Chemical weapons watchdog appeals to private firms to destroy Syria stockpile

Chemical weapons watchdog appeals to private firms to destroy Syria stockpile
The Organization for the Prohibition of Chemical Weapons (OPCW) is urgently seeking for willing parties and a port to help in the destruction of Syria’s 1,000-metric ton arsenal stockpile of toxic agents.

The OPCW is posting requests for "expressions of interest" from companies that would facilitate "the treatment and disposal of hazardous and non-hazardous organic and inorganic chemicals," AP quotes. A formal request to bid for commercial contracts is expected later in the day.

A senior OPCW official told the agency on condition of anonymity Thursday that more than 700 tons of chemicals listed could be eliminated at regular commercial facilities. The most hazardous chemical agents would still have to be disposed of at a secure location under OPCW supervision.  

A site, however, is yet to be found.

The report comes nearly a week after Albania, a NATO member state of 2.8 million people, rejected a US plan to destroy the nerve agents on its territory.

Albania, a staunch US ally, was the first country in the world to eliminate its own Cold War-era chemical weapons stockpile in 2007, a $48 million dollar undertaking mostly paid for by Washington.

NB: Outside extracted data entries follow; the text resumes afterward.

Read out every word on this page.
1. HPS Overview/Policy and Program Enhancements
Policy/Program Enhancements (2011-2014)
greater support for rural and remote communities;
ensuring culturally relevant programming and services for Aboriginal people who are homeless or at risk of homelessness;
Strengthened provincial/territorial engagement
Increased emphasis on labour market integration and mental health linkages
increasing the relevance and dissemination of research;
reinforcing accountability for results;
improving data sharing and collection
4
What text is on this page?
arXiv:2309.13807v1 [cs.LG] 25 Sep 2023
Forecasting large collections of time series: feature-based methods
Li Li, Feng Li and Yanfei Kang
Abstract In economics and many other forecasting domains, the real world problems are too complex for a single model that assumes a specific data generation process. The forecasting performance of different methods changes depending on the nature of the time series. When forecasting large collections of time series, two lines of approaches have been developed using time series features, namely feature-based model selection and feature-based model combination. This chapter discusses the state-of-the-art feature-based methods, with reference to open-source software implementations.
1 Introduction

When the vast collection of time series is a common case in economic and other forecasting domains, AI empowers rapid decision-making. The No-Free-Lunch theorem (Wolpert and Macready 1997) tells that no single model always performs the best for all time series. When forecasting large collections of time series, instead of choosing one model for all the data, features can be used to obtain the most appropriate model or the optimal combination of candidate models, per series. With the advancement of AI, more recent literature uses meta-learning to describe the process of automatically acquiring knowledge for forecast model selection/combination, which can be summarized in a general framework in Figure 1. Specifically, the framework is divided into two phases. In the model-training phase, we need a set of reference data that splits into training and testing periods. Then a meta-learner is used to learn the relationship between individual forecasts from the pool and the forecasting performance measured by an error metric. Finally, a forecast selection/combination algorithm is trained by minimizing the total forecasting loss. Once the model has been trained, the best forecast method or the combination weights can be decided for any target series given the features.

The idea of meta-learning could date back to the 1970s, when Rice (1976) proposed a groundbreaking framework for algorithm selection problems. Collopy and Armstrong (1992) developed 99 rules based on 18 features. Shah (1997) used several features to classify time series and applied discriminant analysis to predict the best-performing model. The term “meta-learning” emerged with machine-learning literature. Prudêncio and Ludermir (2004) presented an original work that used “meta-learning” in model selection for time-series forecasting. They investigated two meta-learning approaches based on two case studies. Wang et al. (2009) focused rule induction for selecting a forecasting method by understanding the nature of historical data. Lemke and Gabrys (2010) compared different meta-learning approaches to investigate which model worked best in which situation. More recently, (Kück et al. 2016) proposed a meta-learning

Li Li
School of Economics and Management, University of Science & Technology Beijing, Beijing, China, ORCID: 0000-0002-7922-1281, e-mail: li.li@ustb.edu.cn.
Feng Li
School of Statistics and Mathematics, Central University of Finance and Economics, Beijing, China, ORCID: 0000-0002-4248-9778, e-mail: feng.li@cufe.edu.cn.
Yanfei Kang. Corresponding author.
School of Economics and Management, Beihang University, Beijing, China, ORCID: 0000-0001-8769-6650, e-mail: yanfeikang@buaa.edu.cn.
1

Albanian Prime Minister Edi Rama, facing a November 15 deadline to finalize the plan, was facing mounting public pressure to scrap it.

Rama, who had spent the previous week negotiating with the US ambassador to Tirana, finally balked at the plan on Friday during a televised address.  

It is impossible for Albania to take part in this operation," Reuters reports him as saying.

Volunteers wear gas masks during a class on how to respond to a chemical attack, in the northern Syrian city of Aleppo on September 15, 2013.(AFP Photo / Jm Lopez)

Albania's decision to back out has left US diplomats scrambling to find an alternative location to get the chemical weapons out of Syria.

The Hague-based global watchdog, along with Western officials, told Reuters on Tuesday that the chemical arsenal could be destroyed in the ocean, either on a ship or by loading them onto an offshore rig.

The only thing known at this time is that this is technically feasible,” an OPCW official said. 

In addition, the OPCW views another 500 tonnes of Syria chemicals, including actual nerve agents, as too dangerous to import into any country - or process commercially. Destroying them would require an off-shore treatment, presumably, on a US ship.

That process would also yield large volumes of toxic waste to be disposed of. For that, the chemical watchdog would also need to find a port in the area where it could oversee the off-shore work and ship out the waste.

"They are now looking around the Mediterranean region for countries with industrial waste capacity," a source involved in the discussions told Reuters. "It's ambitious."

The OPCW has until December 2 to identify companies "for destruction in commercial chemical disposal facilities of the binary chemical weapons components," according to the body's Executive Council Friday decision.

Under a plan hammered out by out by Washington and  Moscow in September, the majority of the deadliest agents, including mustard gas, sarin and VX nerve agents, should be moved out of the country by the end of 2013 and eliminated by mid-2014.

Assad agreed to surrender the weapons and join the Chemical Weapons Convention after US President Obama threatened a limited military campaign in response to an August 21 sarin gas attack that is suspected to have killed over 1,000 Syrian civilians in a Damascus suburb.